Each hoped the trip up the Nile would bring the answer to a dilemma. Flaubert had just written a draft of The Temptation of Saint Anthony, which his most trusted literary friends had told him was only fit for burning, while Nightingale had failed to persuade her parents to let her become a nurse. Both wrote prolifically while in Egypt, though neither is quite the writer one expects. Nightingale's diaries, with their eager interest in landscape and local colour, nicely complement Flaubert's more self-absorbed jottings about dancing girls and his own dreams of literary success.

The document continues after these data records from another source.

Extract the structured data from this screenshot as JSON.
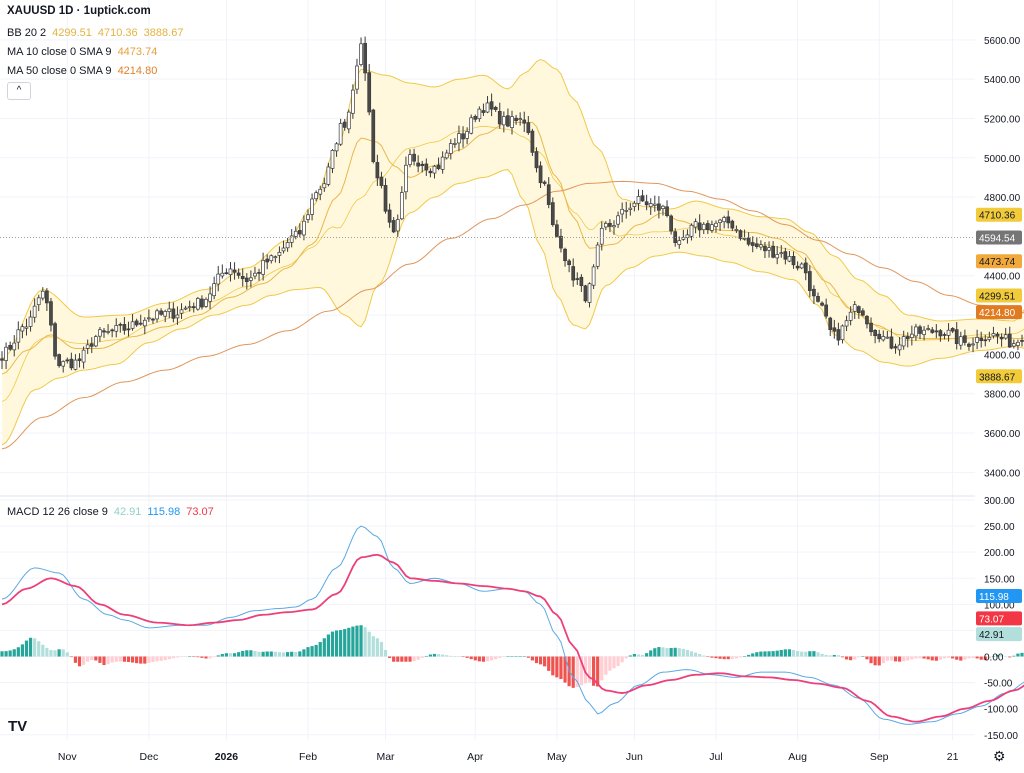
{
  "header": {
    "title": "XAUUSD 1D · 1uptick.com"
  },
  "legend": [
    {
      "name": "BB 20 2",
      "values": [
        {
          "text": "4299.51",
          "color": "#e3b341"
        },
        {
          "text": "4710.36",
          "color": "#e3b341"
        },
        {
          "text": "3888.67",
          "color": "#e3b341"
        }
      ]
    },
    {
      "name": "MA 10 close 0 SMA 9",
      "values": [
        {
          "text": "4473.74",
          "color": "#e6a23c"
        }
      ]
    },
    {
      "name": "MA 50 close 0 SMA 9",
      "values": [
        {
          "text": "4214.80",
          "color": "#e0812b"
        }
      ]
    }
  ],
  "macd_legend": {
    "name": "MACD 12 26 close 9",
    "values": [
      {
        "text": "42.91",
        "color": "#8dd3c7"
      },
      {
        "text": "115.98",
        "color": "#2196f3"
      },
      {
        "text": "73.07",
        "color": "#f23645"
      }
    ]
  },
  "controls": {
    "collapse": "^",
    "logo": "TV",
    "settings": "⚙"
  },
  "colors": {
    "up": "#ffffff",
    "down": "#4a4a4a",
    "bb": "#f0c94a",
    "bb_fill": "#fff8dc",
    "ma10": "#e9b84a",
    "ma50": "#e0965a",
    "macd": "#5aa9e6",
    "signal": "#ec407a",
    "hist_up_strong": "#26a69a",
    "hist_up_weak": "#b2dfdb",
    "hist_down_strong": "#ef5350",
    "hist_down_weak": "#ffcdd2"
  },
  "chart_data": [
    {
      "type": "candlestick",
      "name": "price",
      "ylim": [
        3300,
        5650
      ],
      "yticks": [
        "5600.00",
        "5400.00",
        "5200.00",
        "5000.00",
        "4800.00",
        "4400.00",
        "4200.00",
        "4000.00",
        "3800.00",
        "3600.00",
        "3400.00"
      ],
      "xticks": [
        "Nov",
        "Dec",
        "2026",
        "Feb",
        "Mar",
        "Apr",
        "May",
        "Jun",
        "Jul",
        "Aug",
        "Sep",
        "21"
      ],
      "value_labels": [
        {
          "text": "4710.36",
          "value": 4710.36,
          "bg": "#f2cb3a",
          "fg": "#131722"
        },
        {
          "text": "4594.54",
          "value": 4594.54,
          "bg": "#757575",
          "fg": "#ffffff"
        },
        {
          "text": "4473.74",
          "value": 4473.74,
          "bg": "#f0a93a",
          "fg": "#131722"
        },
        {
          "text": "4299.51",
          "value": 4299.51,
          "bg": "#f2cb3a",
          "fg": "#131722"
        },
        {
          "text": "4214.80",
          "value": 4214.8,
          "bg": "#e07b22",
          "fg": "#ffffff"
        },
        {
          "text": "3888.67",
          "value": 3888.67,
          "bg": "#f2cb3a",
          "fg": "#131722"
        }
      ],
      "last_price": 4594.54,
      "close_anchors": [
        [
          0,
          4000
        ],
        [
          6,
          4150
        ],
        [
          10,
          4310
        ],
        [
          14,
          3950
        ],
        [
          18,
          3960
        ],
        [
          24,
          4100
        ],
        [
          30,
          4130
        ],
        [
          36,
          4190
        ],
        [
          42,
          4210
        ],
        [
          48,
          4260
        ],
        [
          56,
          4440
        ],
        [
          60,
          4380
        ],
        [
          66,
          4480
        ],
        [
          72,
          4600
        ],
        [
          78,
          4850
        ],
        [
          84,
          5180
        ],
        [
          88,
          5550
        ],
        [
          92,
          4900
        ],
        [
          96,
          4600
        ],
        [
          100,
          5000
        ],
        [
          106,
          4950
        ],
        [
          112,
          5100
        ],
        [
          118,
          5260
        ],
        [
          124,
          5180
        ],
        [
          128,
          5190
        ],
        [
          132,
          4900
        ],
        [
          136,
          4600
        ],
        [
          140,
          4400
        ],
        [
          143,
          4300
        ],
        [
          148,
          4650
        ],
        [
          156,
          4780
        ],
        [
          162,
          4740
        ],
        [
          166,
          4550
        ],
        [
          170,
          4650
        ],
        [
          178,
          4670
        ],
        [
          184,
          4550
        ],
        [
          190,
          4520
        ],
        [
          196,
          4450
        ],
        [
          200,
          4250
        ],
        [
          204,
          4090
        ],
        [
          210,
          4240
        ],
        [
          214,
          4120
        ],
        [
          218,
          4050
        ],
        [
          224,
          4110
        ],
        [
          230,
          4120
        ],
        [
          236,
          4060
        ],
        [
          242,
          4100
        ],
        [
          248,
          4060
        ],
        [
          252,
          4140
        ],
        [
          256,
          4380
        ],
        [
          260,
          4420
        ],
        [
          264,
          4380
        ],
        [
          268,
          4590
        ],
        [
          272,
          4594
        ]
      ],
      "bb_upper_anchors": [
        [
          0,
          3980
        ],
        [
          10,
          4330
        ],
        [
          20,
          4190
        ],
        [
          30,
          4200
        ],
        [
          40,
          4260
        ],
        [
          50,
          4330
        ],
        [
          60,
          4440
        ],
        [
          70,
          4580
        ],
        [
          76,
          4750
        ],
        [
          82,
          5050
        ],
        [
          88,
          5450
        ],
        [
          94,
          5420
        ],
        [
          100,
          5380
        ],
        [
          106,
          5360
        ],
        [
          112,
          5400
        ],
        [
          118,
          5420
        ],
        [
          124,
          5350
        ],
        [
          128,
          5430
        ],
        [
          132,
          5500
        ],
        [
          136,
          5450
        ],
        [
          140,
          5300
        ],
        [
          146,
          5050
        ],
        [
          152,
          4790
        ],
        [
          158,
          4750
        ],
        [
          164,
          4740
        ],
        [
          170,
          4780
        ],
        [
          178,
          4740
        ],
        [
          186,
          4700
        ],
        [
          192,
          4690
        ],
        [
          198,
          4620
        ],
        [
          204,
          4500
        ],
        [
          210,
          4380
        ],
        [
          216,
          4300
        ],
        [
          222,
          4200
        ],
        [
          230,
          4170
        ],
        [
          240,
          4180
        ],
        [
          248,
          4170
        ],
        [
          254,
          4320
        ],
        [
          262,
          4520
        ],
        [
          272,
          4720
        ]
      ],
      "bb_lower_anchors": [
        [
          0,
          3540
        ],
        [
          8,
          3820
        ],
        [
          14,
          3880
        ],
        [
          20,
          3920
        ],
        [
          28,
          3950
        ],
        [
          36,
          4060
        ],
        [
          44,
          4130
        ],
        [
          52,
          4200
        ],
        [
          60,
          4250
        ],
        [
          66,
          4300
        ],
        [
          72,
          4330
        ],
        [
          78,
          4340
        ],
        [
          84,
          4200
        ],
        [
          88,
          4140
        ],
        [
          92,
          4350
        ],
        [
          100,
          4720
        ],
        [
          106,
          4800
        ],
        [
          112,
          4870
        ],
        [
          118,
          4900
        ],
        [
          124,
          4940
        ],
        [
          128,
          4780
        ],
        [
          132,
          4550
        ],
        [
          136,
          4300
        ],
        [
          140,
          4150
        ],
        [
          143,
          4130
        ],
        [
          148,
          4350
        ],
        [
          154,
          4440
        ],
        [
          160,
          4500
        ],
        [
          166,
          4520
        ],
        [
          172,
          4500
        ],
        [
          178,
          4470
        ],
        [
          186,
          4420
        ],
        [
          194,
          4380
        ],
        [
          200,
          4250
        ],
        [
          204,
          4100
        ],
        [
          210,
          4020
        ],
        [
          216,
          3960
        ],
        [
          222,
          3940
        ],
        [
          230,
          3980
        ],
        [
          240,
          4020
        ],
        [
          248,
          4040
        ],
        [
          256,
          4000
        ],
        [
          262,
          3930
        ],
        [
          268,
          3900
        ],
        [
          272,
          3889
        ]
      ],
      "ma10_anchors": [
        [
          0,
          3900
        ],
        [
          6,
          4020
        ],
        [
          12,
          4100
        ],
        [
          18,
          4030
        ],
        [
          24,
          4030
        ],
        [
          32,
          4090
        ],
        [
          40,
          4140
        ],
        [
          48,
          4200
        ],
        [
          56,
          4290
        ],
        [
          64,
          4360
        ],
        [
          70,
          4440
        ],
        [
          76,
          4560
        ],
        [
          82,
          4800
        ],
        [
          88,
          5100
        ],
        [
          92,
          5080
        ],
        [
          96,
          4960
        ],
        [
          100,
          4900
        ],
        [
          106,
          4960
        ],
        [
          112,
          5040
        ],
        [
          118,
          5120
        ],
        [
          124,
          5180
        ],
        [
          130,
          5180
        ],
        [
          136,
          4900
        ],
        [
          140,
          4700
        ],
        [
          144,
          4540
        ],
        [
          150,
          4560
        ],
        [
          156,
          4660
        ],
        [
          162,
          4720
        ],
        [
          166,
          4680
        ],
        [
          172,
          4640
        ],
        [
          178,
          4630
        ],
        [
          184,
          4620
        ],
        [
          190,
          4590
        ],
        [
          196,
          4520
        ],
        [
          202,
          4370
        ],
        [
          208,
          4230
        ],
        [
          214,
          4150
        ],
        [
          220,
          4100
        ],
        [
          226,
          4080
        ],
        [
          234,
          4080
        ],
        [
          242,
          4090
        ],
        [
          250,
          4080
        ],
        [
          256,
          4180
        ],
        [
          262,
          4300
        ],
        [
          268,
          4420
        ],
        [
          272,
          4474
        ]
      ],
      "ma50_anchors": [
        [
          0,
          3520
        ],
        [
          10,
          3680
        ],
        [
          20,
          3780
        ],
        [
          30,
          3860
        ],
        [
          40,
          3920
        ],
        [
          50,
          3990
        ],
        [
          60,
          4050
        ],
        [
          70,
          4120
        ],
        [
          80,
          4220
        ],
        [
          90,
          4330
        ],
        [
          100,
          4460
        ],
        [
          110,
          4590
        ],
        [
          120,
          4690
        ],
        [
          128,
          4760
        ],
        [
          136,
          4830
        ],
        [
          144,
          4870
        ],
        [
          152,
          4880
        ],
        [
          160,
          4870
        ],
        [
          168,
          4830
        ],
        [
          176,
          4790
        ],
        [
          184,
          4730
        ],
        [
          192,
          4660
        ],
        [
          200,
          4580
        ],
        [
          208,
          4510
        ],
        [
          216,
          4440
        ],
        [
          224,
          4370
        ],
        [
          232,
          4300
        ],
        [
          240,
          4250
        ],
        [
          248,
          4215
        ],
        [
          256,
          4200
        ],
        [
          264,
          4205
        ],
        [
          272,
          4215
        ]
      ]
    },
    {
      "type": "macd",
      "name": "MACD 12 26 close 9",
      "ylim": [
        -160,
        300
      ],
      "yticks": [
        "300.00",
        "250.00",
        "200.00",
        "150.00",
        "100.00",
        "50.00",
        "0.00",
        "-50.00",
        "-100.00",
        "-150.00"
      ],
      "value_labels": [
        {
          "text": "115.98",
          "value": 115.98,
          "bg": "#2196f3",
          "fg": "#ffffff"
        },
        {
          "text": "73.07",
          "value": 73.07,
          "bg": "#f23645",
          "fg": "#ffffff"
        },
        {
          "text": "42.91",
          "value": 42.91,
          "bg": "#b2dfdb",
          "fg": "#131722"
        }
      ],
      "macd_anchors": [
        [
          0,
          110
        ],
        [
          8,
          170
        ],
        [
          14,
          160
        ],
        [
          20,
          110
        ],
        [
          26,
          80
        ],
        [
          30,
          70
        ],
        [
          36,
          55
        ],
        [
          44,
          60
        ],
        [
          50,
          60
        ],
        [
          56,
          75
        ],
        [
          62,
          88
        ],
        [
          68,
          92
        ],
        [
          72,
          95
        ],
        [
          76,
          110
        ],
        [
          82,
          170
        ],
        [
          88,
          250
        ],
        [
          92,
          230
        ],
        [
          96,
          170
        ],
        [
          100,
          140
        ],
        [
          106,
          150
        ],
        [
          112,
          140
        ],
        [
          118,
          125
        ],
        [
          124,
          130
        ],
        [
          128,
          125
        ],
        [
          132,
          100
        ],
        [
          136,
          40
        ],
        [
          140,
          -40
        ],
        [
          144,
          -90
        ],
        [
          146,
          -110
        ],
        [
          150,
          -90
        ],
        [
          156,
          -55
        ],
        [
          162,
          -30
        ],
        [
          168,
          -25
        ],
        [
          174,
          -35
        ],
        [
          180,
          -40
        ],
        [
          186,
          -30
        ],
        [
          192,
          -30
        ],
        [
          198,
          -40
        ],
        [
          204,
          -55
        ],
        [
          210,
          -80
        ],
        [
          216,
          -120
        ],
        [
          222,
          -130
        ],
        [
          228,
          -125
        ],
        [
          234,
          -110
        ],
        [
          240,
          -95
        ],
        [
          246,
          -70
        ],
        [
          252,
          -45
        ],
        [
          256,
          -5
        ],
        [
          262,
          40
        ],
        [
          268,
          90
        ],
        [
          272,
          116
        ]
      ],
      "signal_anchors": [
        [
          0,
          100
        ],
        [
          6,
          130
        ],
        [
          12,
          150
        ],
        [
          18,
          135
        ],
        [
          24,
          100
        ],
        [
          30,
          80
        ],
        [
          38,
          65
        ],
        [
          46,
          60
        ],
        [
          52,
          65
        ],
        [
          58,
          70
        ],
        [
          64,
          80
        ],
        [
          70,
          85
        ],
        [
          76,
          90
        ],
        [
          82,
          120
        ],
        [
          88,
          190
        ],
        [
          92,
          195
        ],
        [
          96,
          180
        ],
        [
          100,
          150
        ],
        [
          106,
          145
        ],
        [
          112,
          140
        ],
        [
          118,
          135
        ],
        [
          124,
          130
        ],
        [
          128,
          125
        ],
        [
          132,
          115
        ],
        [
          136,
          80
        ],
        [
          140,
          20
        ],
        [
          144,
          -40
        ],
        [
          148,
          -65
        ],
        [
          152,
          -70
        ],
        [
          158,
          -55
        ],
        [
          164,
          -45
        ],
        [
          170,
          -35
        ],
        [
          176,
          -32
        ],
        [
          182,
          -38
        ],
        [
          188,
          -40
        ],
        [
          194,
          -45
        ],
        [
          200,
          -52
        ],
        [
          206,
          -60
        ],
        [
          212,
          -85
        ],
        [
          218,
          -115
        ],
        [
          224,
          -125
        ],
        [
          230,
          -115
        ],
        [
          236,
          -100
        ],
        [
          242,
          -85
        ],
        [
          248,
          -65
        ],
        [
          254,
          -40
        ],
        [
          260,
          0
        ],
        [
          266,
          40
        ],
        [
          272,
          73
        ]
      ]
    }
  ]
}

Sattin has previously edited a collection of Nightingale's letters home from Egypt, and is perhaps more comfortable writing about her transformative voyage than about Flaubert's dissolute gap year. Florence wanders awestruck in temples, conjuring up the land of the Pharaohs and hearing the voice of God calling her to a life of service. Gustave prefers vegetating on the deck of his sailboat and occasionally making the most of Egypt's burgeoning market in sex tourism. But the two become unwitting companions and lively guides to Victorian Egypt. And while Sattin is a little coy about the fleshpots of Cairo Flaubert's self-confessed homosexual encounters are oddly glossed over his careful shadowing of the famous tourists makes an unconventional biographical diptych out of a tantalising historical coincidence.